My Lords, I thank my noble friend Lord Brooke for tabling the amendment and the other noble Lords, including the noble Baroness, who have spoken to it. As my noble friend said, Amendment 22E requires that the area of a special authority, as defined by the Local Government Finance Act 1988, should form part of only one constituency, and the constituency name should refer to that special authority. As he said, in practice, only one authority area satisfies the definition of a special authority, and that is the City of London. As has been explained many times, the number of exceptions in the Bill has deliberately been kept as low as possible. In introducing the Bill, the Government accepted only two seats where there is genuine extreme geography precluding them from being readily combined with other constituencies.

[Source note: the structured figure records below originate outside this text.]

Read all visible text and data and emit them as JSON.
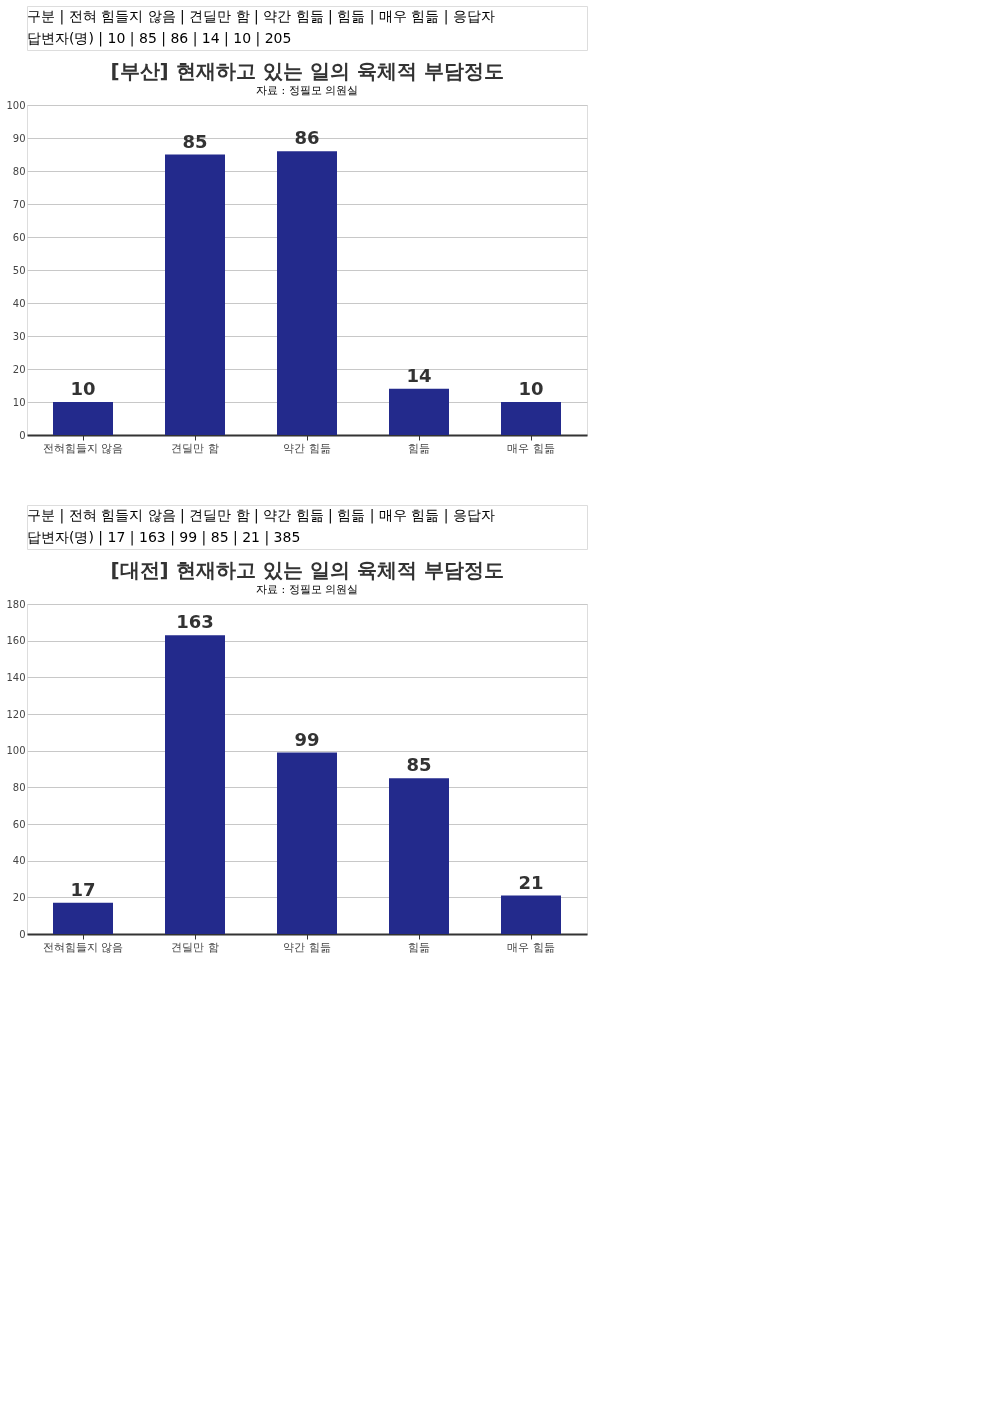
{
  "chart_data": [
    {
      "type": "bar",
      "title": "[부산] 현재하고 있는 일의 육체적 부담정도",
      "categories": [
        "전혀힘들지 않음",
        "견딜만 함",
        "약간 힘듦",
        "힘듦",
        "매우 힘듦"
      ],
      "values": [
        10,
        85,
        86,
        14,
        10
      ],
      "color": "#232a8c",
      "ylim": [
        0,
        100
      ],
      "yticks": [
        0,
        10,
        20,
        30,
        40,
        50,
        60,
        70,
        80,
        90,
        100
      ],
      "grid": "y",
      "data_labels": true,
      "annotations": [
        "자료 : 정필모 의원실",
        "구분 | 전혀 힘들지 않음 | 견딜만 함 | 약간 힘듦 | 힘듦 | 매우 힘듦 | 응답자",
        "답변자(명) | 10 | 85 | 86 | 14 | 10 | 205"
      ]
    },
    {
      "type": "bar",
      "title": "[대전] 현재하고 있는 일의 육체적 부담정도",
      "categories": [
        "전혀힘들지 않음",
        "견딜만 함",
        "약간 힘듦",
        "힘듦",
        "매우 힘듦"
      ],
      "values": [
        17,
        163,
        99,
        85,
        21
      ],
      "color": "#232a8c",
      "ylim": [
        0,
        180
      ],
      "yticks": [
        0,
        20,
        40,
        60,
        80,
        100,
        120,
        140,
        160,
        180
      ],
      "grid": "y",
      "data_labels": true,
      "annotations": [
        "자료 : 정필모 의원실",
        "구분 | 전혀 힘들지 않음 | 견딜만 함 | 약간 힘듦 | 힘듦 | 매우 힘듦 | 응답자",
        "답변자(명) | 17 | 163 | 99 | 85 | 21 | 385"
      ]
    }
  ]
}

As has been said, we debated an equivalent amendment in Committee moved by the noble Baroness, Lady Hayter of Kentish Town. That made clear the expert knowledge of many noble Lords of the past and present of the City of London, and their connections with it. I certainly would not wish in any way to diminish the rich history of the City, nor the importance which the City has played and continues to play in the life and economy of our nation.
From a practical point of view, I hope that I can offer some reassurance by reminding the House that in the 25 wards in total, the City has approximately 7,000 electors, which is smaller than some individual wards. Although it would be for the Boundary Commission to decide, I suspect that it is unlikely that the City would be split between two constituencies. Nevertheless, I recall the argument made that it is desirable from an economic point of view to have one MP who can say unequivocally that he or she represents the City of London's interests in Parliament. I certainly valued the opportunity to meet my noble friends Lord Brooke and Lord Jenkin and the noble Baroness, Lady Hayter. They elaborated on the potent arguments that they made in their speeches in Committee, which they have made again today.
I have clearly heard the case that they make. The Government understand the strength of that concern. Although I cannot commit myself to the wording of the amendment, I am happy to tell your Lordships' House that we will take this away and that I fully expect to be able to address the issue when we return to this at Third Reading. I hope that, on that basis, my noble friend will be prepared to withdraw the amendment.